For generations, the men in the Gaba family have either practiced law or medicine, and when it came time for Jeffrey Gaba (J.D. ’86) to choose a route for graduate school, his choice was clear.
“My grandfather was a Supreme Court Judge in the Philippines, and my father was a physician,” Jeffrey said. “I grew up in an Asian family where you had to choose between becoming a doctor or a lawyer. When I got to Emory, I realized I wasn’t really scientifically oriented. That definitely pushed me toward law school, but it was the best decision of my life.”
Like his father, who played tennis at Emory, Nick Gaba (J.D. ’15), who played soccer at Case Western Reserve University, began his undergraduate career on a pre-med path, but after taking the program’s preliminary classes, decided to shift his courses to the pre-law path.
“As I started to take classes in it, I realized that it could be a good career for me because of the lifelong exposure I had from my father,” Nick said. “Ultimately, it came down to seeing a role model of mine for my entire life. To be able to follow in his career footsteps would be extremely exciting.”
Their paths only continued to mirror each other—both chose to attend law school in Atlanta at Georgia State.
Jeffrey was a part of the second class to graduate from the College of Law, while Nick was part of the last class to graduate before the move to the new law building in 2015. However, both say the personal relationships formed in law school are among their fondest memories of the experience.
“There was a real comradery between the professors at the time and us,” Jeffrey said. “We had parties and dinners at their houses. They were very approachable. It was a great experience. I loved it.
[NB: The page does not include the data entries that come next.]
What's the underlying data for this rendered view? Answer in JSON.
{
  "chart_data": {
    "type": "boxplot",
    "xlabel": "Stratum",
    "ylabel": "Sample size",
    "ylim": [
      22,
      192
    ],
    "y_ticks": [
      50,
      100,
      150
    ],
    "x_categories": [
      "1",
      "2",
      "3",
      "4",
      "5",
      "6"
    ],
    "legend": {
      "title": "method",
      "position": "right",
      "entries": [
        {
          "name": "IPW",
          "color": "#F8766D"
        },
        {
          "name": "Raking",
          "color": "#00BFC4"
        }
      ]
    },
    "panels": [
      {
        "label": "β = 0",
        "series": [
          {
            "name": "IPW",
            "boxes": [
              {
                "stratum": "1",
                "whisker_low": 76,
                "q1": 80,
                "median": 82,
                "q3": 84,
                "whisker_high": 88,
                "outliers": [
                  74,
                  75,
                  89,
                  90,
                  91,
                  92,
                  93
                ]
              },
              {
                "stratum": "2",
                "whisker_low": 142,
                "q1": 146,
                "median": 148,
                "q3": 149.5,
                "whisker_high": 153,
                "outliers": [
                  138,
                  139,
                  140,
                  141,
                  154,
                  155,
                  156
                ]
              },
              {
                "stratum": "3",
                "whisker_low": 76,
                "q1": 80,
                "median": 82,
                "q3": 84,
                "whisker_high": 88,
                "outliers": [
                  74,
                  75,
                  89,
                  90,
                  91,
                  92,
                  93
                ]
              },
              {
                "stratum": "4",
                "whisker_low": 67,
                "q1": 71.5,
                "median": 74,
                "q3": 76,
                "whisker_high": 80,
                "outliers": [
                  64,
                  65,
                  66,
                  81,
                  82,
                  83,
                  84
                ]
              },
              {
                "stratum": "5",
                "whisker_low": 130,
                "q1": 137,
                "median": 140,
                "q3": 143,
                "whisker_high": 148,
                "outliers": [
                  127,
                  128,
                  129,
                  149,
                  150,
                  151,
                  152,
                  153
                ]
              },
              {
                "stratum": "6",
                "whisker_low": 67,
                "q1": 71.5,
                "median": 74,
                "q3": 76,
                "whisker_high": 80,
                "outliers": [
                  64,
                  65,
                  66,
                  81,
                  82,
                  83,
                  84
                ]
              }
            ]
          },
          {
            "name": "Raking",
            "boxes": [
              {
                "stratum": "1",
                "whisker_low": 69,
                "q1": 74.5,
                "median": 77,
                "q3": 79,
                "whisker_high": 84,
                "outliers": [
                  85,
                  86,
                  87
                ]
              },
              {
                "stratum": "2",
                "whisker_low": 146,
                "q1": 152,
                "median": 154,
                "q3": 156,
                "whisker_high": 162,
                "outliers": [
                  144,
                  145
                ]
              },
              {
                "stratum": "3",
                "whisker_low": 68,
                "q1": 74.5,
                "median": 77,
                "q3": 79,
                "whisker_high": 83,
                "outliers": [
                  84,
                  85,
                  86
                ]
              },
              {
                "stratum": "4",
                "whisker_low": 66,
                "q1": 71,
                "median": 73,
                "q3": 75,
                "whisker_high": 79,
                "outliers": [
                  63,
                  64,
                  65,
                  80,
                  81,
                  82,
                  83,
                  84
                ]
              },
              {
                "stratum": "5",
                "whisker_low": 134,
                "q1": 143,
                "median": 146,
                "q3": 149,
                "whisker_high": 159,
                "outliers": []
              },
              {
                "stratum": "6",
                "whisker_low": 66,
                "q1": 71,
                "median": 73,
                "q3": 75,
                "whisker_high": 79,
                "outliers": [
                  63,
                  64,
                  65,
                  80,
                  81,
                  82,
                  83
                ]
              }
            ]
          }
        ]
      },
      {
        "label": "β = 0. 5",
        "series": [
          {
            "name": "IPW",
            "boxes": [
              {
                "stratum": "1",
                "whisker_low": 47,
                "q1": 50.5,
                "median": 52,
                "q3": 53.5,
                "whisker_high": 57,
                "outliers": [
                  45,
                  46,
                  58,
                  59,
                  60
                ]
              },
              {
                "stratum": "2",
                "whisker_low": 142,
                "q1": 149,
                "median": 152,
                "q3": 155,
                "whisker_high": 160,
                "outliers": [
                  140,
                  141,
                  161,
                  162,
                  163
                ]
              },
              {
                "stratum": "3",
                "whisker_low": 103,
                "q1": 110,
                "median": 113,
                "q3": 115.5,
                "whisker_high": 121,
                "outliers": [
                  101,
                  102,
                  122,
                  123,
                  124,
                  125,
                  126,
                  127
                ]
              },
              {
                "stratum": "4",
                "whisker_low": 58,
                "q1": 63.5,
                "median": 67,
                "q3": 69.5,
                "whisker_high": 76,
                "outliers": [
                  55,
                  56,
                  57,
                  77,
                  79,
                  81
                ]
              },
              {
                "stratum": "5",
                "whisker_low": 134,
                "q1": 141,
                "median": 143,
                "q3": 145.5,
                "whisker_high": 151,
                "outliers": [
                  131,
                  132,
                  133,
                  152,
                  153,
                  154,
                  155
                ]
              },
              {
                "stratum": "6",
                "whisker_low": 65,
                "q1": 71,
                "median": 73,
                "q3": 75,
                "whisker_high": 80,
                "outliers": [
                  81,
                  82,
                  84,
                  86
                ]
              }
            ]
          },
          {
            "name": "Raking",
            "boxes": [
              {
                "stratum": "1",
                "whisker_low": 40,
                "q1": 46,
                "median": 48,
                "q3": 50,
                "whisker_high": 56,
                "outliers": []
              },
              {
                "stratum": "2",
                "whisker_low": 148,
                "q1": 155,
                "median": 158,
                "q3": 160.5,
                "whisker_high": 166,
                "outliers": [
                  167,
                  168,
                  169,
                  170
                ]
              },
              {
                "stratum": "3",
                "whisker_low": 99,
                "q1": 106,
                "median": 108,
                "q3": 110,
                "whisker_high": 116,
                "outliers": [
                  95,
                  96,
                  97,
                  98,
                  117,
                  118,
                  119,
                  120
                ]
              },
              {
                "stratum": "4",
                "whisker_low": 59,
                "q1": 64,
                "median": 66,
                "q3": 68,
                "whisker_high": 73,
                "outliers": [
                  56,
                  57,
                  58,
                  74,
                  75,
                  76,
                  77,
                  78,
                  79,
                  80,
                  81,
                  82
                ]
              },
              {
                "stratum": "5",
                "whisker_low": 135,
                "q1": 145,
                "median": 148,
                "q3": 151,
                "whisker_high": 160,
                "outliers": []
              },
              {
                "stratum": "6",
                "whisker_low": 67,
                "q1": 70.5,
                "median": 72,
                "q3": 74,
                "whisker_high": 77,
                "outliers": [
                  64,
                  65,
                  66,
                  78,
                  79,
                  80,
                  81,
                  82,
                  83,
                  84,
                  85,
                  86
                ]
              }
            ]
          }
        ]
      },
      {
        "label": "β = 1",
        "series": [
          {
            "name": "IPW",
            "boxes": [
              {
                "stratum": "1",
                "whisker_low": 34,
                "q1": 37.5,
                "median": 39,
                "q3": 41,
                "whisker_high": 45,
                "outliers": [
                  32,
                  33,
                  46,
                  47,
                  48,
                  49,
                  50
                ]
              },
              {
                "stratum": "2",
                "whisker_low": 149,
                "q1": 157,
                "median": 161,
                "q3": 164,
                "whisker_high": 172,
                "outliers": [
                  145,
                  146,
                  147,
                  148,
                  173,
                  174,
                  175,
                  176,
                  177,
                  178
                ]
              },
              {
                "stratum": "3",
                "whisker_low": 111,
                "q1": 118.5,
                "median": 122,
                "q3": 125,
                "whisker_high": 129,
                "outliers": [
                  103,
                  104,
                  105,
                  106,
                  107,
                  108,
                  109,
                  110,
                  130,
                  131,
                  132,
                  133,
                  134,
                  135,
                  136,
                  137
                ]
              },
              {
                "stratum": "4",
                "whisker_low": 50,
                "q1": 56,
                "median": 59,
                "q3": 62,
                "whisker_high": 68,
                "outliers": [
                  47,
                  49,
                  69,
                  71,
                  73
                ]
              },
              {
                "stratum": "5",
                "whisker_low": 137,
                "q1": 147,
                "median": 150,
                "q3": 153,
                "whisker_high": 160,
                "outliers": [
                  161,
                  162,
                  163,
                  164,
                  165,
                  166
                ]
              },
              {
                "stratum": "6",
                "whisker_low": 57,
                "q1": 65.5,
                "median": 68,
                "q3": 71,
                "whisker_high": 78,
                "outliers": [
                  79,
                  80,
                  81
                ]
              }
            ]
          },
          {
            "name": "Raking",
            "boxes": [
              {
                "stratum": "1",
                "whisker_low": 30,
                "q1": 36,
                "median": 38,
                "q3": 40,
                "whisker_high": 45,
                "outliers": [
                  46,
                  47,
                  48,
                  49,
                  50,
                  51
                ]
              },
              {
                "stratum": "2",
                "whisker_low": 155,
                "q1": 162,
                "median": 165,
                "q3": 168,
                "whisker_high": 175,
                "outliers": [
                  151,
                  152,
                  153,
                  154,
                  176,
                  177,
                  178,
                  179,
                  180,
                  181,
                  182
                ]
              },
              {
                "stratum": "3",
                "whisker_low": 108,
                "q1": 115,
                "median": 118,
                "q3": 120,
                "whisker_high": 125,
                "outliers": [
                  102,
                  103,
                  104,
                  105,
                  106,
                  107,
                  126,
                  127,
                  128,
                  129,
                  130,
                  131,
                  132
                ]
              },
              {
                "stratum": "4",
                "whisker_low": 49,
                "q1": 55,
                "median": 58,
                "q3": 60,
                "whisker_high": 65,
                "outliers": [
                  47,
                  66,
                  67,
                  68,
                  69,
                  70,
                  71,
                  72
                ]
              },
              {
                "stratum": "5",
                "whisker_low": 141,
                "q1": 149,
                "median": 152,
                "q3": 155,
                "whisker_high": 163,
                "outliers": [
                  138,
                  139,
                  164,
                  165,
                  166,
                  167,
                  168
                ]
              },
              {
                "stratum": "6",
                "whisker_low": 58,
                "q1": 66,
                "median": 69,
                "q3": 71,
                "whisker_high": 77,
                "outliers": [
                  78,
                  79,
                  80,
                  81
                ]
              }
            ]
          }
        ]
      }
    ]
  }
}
I had more fun in law school than I did doing my undergrad Emory.”
One advantage Nick had over his father in school was his father’s own experience as a lawyer.
“The insight he was able to provide was the more realistic impression of what it takes to be successful,” Nick said. “It’s very much what you put into it. The practice is by no means an overnight transition into success. He reminded me of that as I went into everything. Law school is just the start of putting it all to use to figure out if you can succeed at it.”
After practicing as in-house counsel for one of Georgia’s largest thrift institutions, serving as a staff attorney for a government entity and working as a private practitioner, Jeffrey joined the firm of Gregory, Doyle, Calhoun & Rogers in 2008 and became the practice group leader of the firm’s Government & Real Estate practice.
Though Jeffrey got to that point without a parent in the legal community to pave the way, Jeffrey made sure Nick took full advantage of his connections.
“I put him in front of the best lawyers I knew to help teach him the craft,” Jeffrey said. “I wished I had that. I saw other law students whose fathers were lawyers or judges, and it seemed like they had it a lot easier going through.”
Though Jeffrey said he had no hesitancy in bringing Nick into the firm, he admitted there are some challenges, both as a boss and a father.
“He has to work twice as hard to prove himself,” Jeffrey said. “I don’t think it’s hurt him, but it’s something I’ve thought about. As a father, it can be hard to watch him have to jump through the hoops to move up in the firm. As his father, I think he deserves it, but it’s also nice that I can be there to help him take this as a lesson in patience.”
Nick has worked directly under Jeffrey since being hired, and despite the occasional father-son challenges, both said the experience has only made their relationship stronger.
“It adds a new dynamic to our relationship,” Nick said. “Throughout life, your parents can become very close friends. You learn different life lessons from your father growing up as far as becoming a man. To continue to learn from him as a well-respected member of the bar and a well-respected lawyer, those legal lessons are equally invaluable.”